Re: dual boot Debian computer
On Thu, Feb 07, 2002 at 05:25:00PM -0800, Paul E Condon wrote:
| I want to rearrange my computer so that I can dual boot Patato and Woody.
| I want a separate partition for each, so that I can have a full set of
| appropriate software for each.
Just be sure that any modules (in /lib/modules) for the kernel are the
same for both systems -or- that you use separate kernels for each -or-
that you use no modules at all.
| I need advice on how to set up partitions, and how to configure lilo, etc.
| I've looked at my /etc/lilo.conf, which was created during an installation of
| Potato, and at lilo documentation. It seems to me that the instructions cover
| the case where one has several Linux kernels in the same partition, and the
This is the case you want to look at. Just change the root= and
you'll boot a different partition.
| Do I need to have boot sectors at the beginning of two different partitions?
No, as long as you have a boot loader that loads :-).
| How do I do that if I need that? When I tried to mark two partitions as
| bootable, the software (fdisk?) refused to accept the command.
AFAIK that's a MS-DOS thing and linux won't care.
Checking my home system (debian only, 1 system) there is no "bootable"
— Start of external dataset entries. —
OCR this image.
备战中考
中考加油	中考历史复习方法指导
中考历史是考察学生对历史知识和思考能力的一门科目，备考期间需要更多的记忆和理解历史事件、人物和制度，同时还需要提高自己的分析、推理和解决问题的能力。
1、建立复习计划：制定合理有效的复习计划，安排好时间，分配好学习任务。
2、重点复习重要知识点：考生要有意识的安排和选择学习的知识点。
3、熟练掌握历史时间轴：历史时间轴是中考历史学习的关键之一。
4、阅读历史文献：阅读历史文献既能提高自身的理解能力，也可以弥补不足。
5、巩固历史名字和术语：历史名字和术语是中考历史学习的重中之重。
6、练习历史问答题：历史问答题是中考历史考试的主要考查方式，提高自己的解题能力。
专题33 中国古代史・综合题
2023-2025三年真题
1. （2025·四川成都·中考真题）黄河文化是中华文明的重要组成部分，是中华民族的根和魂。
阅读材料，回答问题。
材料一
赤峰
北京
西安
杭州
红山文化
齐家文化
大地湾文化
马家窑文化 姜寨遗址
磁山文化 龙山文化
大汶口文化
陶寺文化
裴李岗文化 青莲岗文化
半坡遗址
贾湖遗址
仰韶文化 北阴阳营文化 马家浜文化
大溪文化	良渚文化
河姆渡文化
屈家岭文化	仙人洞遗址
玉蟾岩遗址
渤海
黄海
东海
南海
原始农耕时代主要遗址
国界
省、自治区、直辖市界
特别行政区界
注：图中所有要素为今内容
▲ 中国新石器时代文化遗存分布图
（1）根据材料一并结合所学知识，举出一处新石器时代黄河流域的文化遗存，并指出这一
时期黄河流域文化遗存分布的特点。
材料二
partition. My work system (debian and win2k) has only the FAT
partition as "bootable".
| What do I do about the master boot record (MBR)? Do I need to put
| something sepcial there? How?
Nothing more special than any other system :-). (you need a boot
loader, but you knew that already)
Here's a more concrete example. Suppose
/dev/hda1 => /boot
/dev/hda2 => / for system 1
/dev/hda3 => / for system 2
/dev/hda5 => /home
/dev/hda6 => <swap>
I don't use lilo so here's the config for grub, assuming same kernel
is used for both systems and modules are taken care of (either by not
having any or by mirror /lib/modules on the two root partitions) :
title System 1
root (hd0,1)
kernel /boot/vmlinuz-<version> root=/dev/hda2 read-only
boot
title System 2
root (hd0,2)
kernel /boot/vmlinuz-<version> root=/dev/hda3 read-only
boot
(this assumes that you have a symlink in /boot named "boot" that
points to "." (which is called "/boot") -- the reason is explained in
the grub faq and is related to lack of a mount table)
HTH,
-D
--
A violent man entices his neighbor
and leads him down a path that is not good.